Par for the Amazon course, cheap Chinese knockoffs. If they had anything other than a highly permissive refund system, they’d already be drowning in lawsuits. They must bleed refund money though, and I thought Bezos was all about right margins?
> They must bleed refund money though, and I thought Bezos was all about right margins?
That's the part that worries me. Amazon surely knows this is a problem, and I'm sure they know much more about it than we do. And yet they allow it to continue. It genuinely makes me concerned for the future of their business, where they know actually providing a quality experience is going to hammer their revenue/profits.
What percentage of customers go through the refund process? I think I refund maybe one purchase every 4-5 years, for all of my retail activity combined. I don't believe I've ever bothered with Amazon.
I wish I was as discerning a buyer. I send back half of what I get off of Amazon, something like once every other month. By volume it's a lot more than I return anywhere else except for games impulse purchased and "returned" to Valve on Steam.
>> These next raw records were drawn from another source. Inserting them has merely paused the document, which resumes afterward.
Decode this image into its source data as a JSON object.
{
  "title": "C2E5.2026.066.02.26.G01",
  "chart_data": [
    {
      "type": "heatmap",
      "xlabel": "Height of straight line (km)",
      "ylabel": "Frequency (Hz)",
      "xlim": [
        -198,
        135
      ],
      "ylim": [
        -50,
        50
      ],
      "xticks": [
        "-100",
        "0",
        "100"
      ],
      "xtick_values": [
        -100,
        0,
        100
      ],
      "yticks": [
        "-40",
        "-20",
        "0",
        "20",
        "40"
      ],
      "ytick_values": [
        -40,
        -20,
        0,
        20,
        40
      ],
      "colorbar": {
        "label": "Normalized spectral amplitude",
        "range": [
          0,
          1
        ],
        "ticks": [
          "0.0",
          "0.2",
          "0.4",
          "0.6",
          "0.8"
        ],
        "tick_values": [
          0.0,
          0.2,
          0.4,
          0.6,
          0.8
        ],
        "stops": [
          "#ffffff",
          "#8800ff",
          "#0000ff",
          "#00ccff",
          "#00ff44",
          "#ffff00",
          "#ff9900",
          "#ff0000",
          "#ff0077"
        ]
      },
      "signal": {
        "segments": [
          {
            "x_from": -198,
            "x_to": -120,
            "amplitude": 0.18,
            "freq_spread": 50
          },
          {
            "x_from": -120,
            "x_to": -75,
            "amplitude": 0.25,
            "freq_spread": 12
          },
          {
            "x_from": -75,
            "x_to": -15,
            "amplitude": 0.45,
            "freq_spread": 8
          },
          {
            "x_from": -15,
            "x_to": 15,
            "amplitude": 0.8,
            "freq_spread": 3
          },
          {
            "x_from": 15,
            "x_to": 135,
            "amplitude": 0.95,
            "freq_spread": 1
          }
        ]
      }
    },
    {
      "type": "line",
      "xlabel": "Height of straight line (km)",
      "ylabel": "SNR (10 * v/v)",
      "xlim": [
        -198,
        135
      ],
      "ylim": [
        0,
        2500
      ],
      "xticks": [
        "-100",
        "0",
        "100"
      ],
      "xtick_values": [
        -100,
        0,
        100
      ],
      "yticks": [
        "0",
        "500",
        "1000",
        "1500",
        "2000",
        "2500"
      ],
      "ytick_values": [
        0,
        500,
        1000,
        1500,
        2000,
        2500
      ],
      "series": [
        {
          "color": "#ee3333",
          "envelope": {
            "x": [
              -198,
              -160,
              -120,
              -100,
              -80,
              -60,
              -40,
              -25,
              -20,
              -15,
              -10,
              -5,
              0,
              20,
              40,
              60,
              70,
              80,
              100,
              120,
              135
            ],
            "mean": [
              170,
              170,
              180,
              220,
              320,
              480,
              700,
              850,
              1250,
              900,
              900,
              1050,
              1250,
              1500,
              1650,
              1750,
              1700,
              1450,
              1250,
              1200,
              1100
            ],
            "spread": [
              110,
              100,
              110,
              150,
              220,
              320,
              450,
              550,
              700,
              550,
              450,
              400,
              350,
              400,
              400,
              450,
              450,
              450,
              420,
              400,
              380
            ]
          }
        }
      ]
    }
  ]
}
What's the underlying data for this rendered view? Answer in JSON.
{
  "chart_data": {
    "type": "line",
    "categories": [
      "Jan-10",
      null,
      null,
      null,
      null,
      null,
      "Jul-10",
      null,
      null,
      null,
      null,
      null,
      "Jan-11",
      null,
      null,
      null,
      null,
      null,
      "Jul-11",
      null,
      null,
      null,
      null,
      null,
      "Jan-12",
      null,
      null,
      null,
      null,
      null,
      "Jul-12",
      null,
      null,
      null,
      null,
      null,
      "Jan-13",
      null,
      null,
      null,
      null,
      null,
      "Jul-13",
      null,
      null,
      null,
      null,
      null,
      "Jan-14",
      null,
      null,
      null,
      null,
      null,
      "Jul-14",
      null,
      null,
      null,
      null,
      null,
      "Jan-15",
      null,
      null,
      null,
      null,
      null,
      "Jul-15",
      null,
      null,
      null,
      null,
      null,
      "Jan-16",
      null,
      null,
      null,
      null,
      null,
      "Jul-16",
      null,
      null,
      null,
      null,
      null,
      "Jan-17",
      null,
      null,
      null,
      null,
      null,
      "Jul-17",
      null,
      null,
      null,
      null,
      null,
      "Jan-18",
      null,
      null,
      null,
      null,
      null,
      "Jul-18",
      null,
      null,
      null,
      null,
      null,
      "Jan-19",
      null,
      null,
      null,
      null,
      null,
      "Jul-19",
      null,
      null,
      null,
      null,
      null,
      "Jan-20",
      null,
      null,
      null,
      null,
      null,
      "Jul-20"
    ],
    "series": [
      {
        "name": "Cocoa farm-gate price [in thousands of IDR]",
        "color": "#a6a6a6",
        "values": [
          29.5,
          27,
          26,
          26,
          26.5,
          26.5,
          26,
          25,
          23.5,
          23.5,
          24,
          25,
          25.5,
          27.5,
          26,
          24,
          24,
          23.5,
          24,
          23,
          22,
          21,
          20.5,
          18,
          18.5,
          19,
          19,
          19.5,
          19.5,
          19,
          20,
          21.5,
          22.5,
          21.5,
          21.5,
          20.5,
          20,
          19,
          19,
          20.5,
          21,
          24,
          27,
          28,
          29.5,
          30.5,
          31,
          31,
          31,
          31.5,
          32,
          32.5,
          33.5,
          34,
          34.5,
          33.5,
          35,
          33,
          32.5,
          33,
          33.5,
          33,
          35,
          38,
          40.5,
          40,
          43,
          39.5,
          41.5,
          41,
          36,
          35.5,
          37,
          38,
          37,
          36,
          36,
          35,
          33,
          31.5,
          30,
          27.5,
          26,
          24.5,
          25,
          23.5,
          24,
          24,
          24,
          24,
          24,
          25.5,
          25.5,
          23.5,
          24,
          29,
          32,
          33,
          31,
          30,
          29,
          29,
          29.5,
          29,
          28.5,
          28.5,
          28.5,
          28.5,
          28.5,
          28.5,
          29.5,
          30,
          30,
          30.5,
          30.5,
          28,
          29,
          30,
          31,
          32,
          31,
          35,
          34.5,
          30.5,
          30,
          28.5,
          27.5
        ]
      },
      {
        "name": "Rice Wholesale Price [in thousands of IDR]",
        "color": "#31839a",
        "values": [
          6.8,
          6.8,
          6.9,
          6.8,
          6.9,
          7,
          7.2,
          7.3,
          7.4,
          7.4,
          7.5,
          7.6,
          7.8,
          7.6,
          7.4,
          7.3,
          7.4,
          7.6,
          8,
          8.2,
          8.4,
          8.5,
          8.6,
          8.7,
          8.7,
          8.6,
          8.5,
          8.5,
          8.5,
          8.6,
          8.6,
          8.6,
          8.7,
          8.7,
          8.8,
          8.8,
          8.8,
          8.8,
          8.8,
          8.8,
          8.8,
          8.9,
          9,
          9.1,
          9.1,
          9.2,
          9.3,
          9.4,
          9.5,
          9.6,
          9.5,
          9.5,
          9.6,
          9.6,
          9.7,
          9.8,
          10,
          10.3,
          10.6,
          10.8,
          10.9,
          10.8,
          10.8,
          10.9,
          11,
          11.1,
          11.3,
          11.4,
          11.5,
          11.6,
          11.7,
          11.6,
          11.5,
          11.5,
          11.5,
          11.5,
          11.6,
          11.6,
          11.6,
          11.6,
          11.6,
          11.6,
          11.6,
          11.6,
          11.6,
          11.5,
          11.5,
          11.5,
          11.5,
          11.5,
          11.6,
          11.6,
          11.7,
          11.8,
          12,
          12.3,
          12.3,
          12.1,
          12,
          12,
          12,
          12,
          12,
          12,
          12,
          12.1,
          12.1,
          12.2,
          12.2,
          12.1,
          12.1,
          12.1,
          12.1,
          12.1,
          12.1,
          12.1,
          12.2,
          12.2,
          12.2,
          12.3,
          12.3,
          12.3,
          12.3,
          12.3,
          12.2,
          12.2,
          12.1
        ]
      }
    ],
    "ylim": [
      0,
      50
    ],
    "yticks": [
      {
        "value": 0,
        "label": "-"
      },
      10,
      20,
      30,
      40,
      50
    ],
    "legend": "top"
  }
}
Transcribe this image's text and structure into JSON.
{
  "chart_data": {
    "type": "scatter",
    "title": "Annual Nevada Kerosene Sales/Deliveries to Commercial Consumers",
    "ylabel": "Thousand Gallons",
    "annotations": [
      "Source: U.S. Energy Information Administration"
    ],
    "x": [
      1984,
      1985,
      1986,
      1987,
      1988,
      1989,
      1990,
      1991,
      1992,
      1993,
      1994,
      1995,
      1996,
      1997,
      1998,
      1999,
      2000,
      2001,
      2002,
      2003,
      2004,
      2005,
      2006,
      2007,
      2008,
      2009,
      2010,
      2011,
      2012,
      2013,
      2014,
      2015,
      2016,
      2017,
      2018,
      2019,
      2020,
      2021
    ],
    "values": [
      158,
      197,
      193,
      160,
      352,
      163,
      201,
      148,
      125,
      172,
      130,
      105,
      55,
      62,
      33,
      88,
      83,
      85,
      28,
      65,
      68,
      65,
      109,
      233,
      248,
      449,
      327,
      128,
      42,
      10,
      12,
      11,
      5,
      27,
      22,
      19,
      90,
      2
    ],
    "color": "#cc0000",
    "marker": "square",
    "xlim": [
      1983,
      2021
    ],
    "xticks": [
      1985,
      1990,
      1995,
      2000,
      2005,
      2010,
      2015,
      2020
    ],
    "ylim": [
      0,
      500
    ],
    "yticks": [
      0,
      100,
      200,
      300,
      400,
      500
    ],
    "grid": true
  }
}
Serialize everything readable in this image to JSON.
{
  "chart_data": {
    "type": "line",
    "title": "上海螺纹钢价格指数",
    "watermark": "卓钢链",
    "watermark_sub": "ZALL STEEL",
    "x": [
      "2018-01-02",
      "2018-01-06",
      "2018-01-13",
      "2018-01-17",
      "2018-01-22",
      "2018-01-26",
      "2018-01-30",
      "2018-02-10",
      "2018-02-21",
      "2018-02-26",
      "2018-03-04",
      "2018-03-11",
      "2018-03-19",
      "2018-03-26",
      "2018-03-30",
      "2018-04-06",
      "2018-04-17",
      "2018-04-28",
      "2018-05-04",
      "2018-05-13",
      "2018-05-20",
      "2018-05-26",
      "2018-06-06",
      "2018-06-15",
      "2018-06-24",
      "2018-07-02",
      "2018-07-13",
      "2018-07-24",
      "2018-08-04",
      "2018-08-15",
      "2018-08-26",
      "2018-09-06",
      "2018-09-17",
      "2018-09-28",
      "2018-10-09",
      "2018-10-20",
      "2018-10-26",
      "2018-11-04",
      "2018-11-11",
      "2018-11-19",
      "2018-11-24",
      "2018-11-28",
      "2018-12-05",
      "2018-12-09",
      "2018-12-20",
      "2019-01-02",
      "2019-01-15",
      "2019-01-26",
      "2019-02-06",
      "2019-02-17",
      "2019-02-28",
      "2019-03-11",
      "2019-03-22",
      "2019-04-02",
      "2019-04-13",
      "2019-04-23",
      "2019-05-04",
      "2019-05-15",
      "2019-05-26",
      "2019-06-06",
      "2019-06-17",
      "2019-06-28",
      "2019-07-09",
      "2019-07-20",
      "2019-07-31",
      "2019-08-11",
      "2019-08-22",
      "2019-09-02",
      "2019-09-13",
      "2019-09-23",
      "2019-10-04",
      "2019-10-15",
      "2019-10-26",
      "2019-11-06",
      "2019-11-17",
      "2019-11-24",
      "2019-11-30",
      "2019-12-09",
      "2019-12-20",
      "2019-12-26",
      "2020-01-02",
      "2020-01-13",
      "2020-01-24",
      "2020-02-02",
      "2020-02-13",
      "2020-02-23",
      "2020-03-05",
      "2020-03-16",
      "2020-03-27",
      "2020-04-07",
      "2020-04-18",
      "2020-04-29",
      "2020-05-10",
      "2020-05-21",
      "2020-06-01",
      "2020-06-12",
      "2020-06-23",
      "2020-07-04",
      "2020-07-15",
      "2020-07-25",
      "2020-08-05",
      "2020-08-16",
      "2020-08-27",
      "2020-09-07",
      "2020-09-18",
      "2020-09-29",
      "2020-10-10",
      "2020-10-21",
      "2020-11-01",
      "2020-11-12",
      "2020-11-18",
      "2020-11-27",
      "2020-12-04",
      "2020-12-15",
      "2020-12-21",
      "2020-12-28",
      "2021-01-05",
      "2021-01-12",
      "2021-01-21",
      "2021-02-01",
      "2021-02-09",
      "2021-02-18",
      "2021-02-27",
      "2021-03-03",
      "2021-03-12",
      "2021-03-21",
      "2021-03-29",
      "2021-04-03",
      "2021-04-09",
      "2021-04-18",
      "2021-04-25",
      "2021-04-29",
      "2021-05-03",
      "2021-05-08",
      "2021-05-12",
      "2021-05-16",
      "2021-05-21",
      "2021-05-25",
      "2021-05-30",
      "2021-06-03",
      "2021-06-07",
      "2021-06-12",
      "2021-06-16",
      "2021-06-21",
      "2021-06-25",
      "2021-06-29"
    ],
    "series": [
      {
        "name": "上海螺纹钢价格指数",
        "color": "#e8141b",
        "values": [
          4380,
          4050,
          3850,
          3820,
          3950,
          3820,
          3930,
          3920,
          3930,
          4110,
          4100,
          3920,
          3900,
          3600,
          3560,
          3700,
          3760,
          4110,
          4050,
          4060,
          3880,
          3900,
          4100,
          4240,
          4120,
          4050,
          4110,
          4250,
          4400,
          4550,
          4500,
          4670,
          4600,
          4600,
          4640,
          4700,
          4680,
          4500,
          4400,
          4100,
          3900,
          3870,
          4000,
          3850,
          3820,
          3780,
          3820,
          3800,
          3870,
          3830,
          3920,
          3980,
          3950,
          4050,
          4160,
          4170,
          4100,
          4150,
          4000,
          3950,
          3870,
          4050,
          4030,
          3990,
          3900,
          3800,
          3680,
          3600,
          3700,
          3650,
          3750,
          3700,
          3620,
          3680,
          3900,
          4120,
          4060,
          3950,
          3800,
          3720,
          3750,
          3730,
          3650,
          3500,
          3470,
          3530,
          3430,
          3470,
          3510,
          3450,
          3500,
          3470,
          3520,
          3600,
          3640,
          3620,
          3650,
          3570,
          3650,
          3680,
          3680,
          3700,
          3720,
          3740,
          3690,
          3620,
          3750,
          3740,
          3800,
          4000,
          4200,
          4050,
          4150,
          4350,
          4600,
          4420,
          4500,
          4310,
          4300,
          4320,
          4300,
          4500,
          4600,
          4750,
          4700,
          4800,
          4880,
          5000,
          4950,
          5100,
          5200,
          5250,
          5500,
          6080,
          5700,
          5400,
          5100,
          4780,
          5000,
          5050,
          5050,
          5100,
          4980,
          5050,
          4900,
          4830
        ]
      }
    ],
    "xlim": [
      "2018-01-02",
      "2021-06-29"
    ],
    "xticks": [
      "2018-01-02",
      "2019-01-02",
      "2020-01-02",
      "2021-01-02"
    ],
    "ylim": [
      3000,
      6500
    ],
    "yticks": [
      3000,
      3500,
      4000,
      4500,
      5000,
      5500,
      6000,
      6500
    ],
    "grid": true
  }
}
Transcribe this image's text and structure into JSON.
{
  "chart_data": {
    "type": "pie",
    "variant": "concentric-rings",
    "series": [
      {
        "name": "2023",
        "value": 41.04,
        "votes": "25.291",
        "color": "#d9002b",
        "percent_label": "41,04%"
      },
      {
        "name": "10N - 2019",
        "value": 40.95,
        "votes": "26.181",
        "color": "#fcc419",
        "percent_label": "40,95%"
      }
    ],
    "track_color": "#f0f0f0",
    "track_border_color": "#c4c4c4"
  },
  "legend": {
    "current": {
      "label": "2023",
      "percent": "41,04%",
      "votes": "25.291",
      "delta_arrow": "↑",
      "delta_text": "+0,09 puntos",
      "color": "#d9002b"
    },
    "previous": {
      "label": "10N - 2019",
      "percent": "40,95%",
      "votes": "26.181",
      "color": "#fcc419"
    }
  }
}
The article mentioned one example of someone returning around 1/10 items. Considering how bad their counterfeit problem is now, I'd say that's pretty low when an uninformed customer could probably expect more than that many items to be disingenuous.
If it's around 1/10, it must be over a long period of time. There have certainly been periods where I've returned _way_ more than that, including things like 'These headphones I bought a year ago have broke, this hard drive I bought 6 months ago has stopped working, AND I'd like to return this expensive item I've just bought, and the only other things I've bought recently are £5-10 books'.
I suspect it's more likely to be done on total purchase _price_ - I spend a fair amount of money on things that are very difficult to counterfeit (video games), so they are obviously never returned, which probably tips the balance back in my favour (the fact that I'm in the EU, and have a statutory right to return (for any reason) may also be a factor).
Also vendors buying UPC codes off eBay. Ends up getting merged because surprise, those “unique” codes are not so unique. Amazon needs a better system for that.
I'm not sure that's the source of the problem here. There are multiple variants of this particular product, but they are all substantially similar to each other, and completely different from most of the products being reviewed.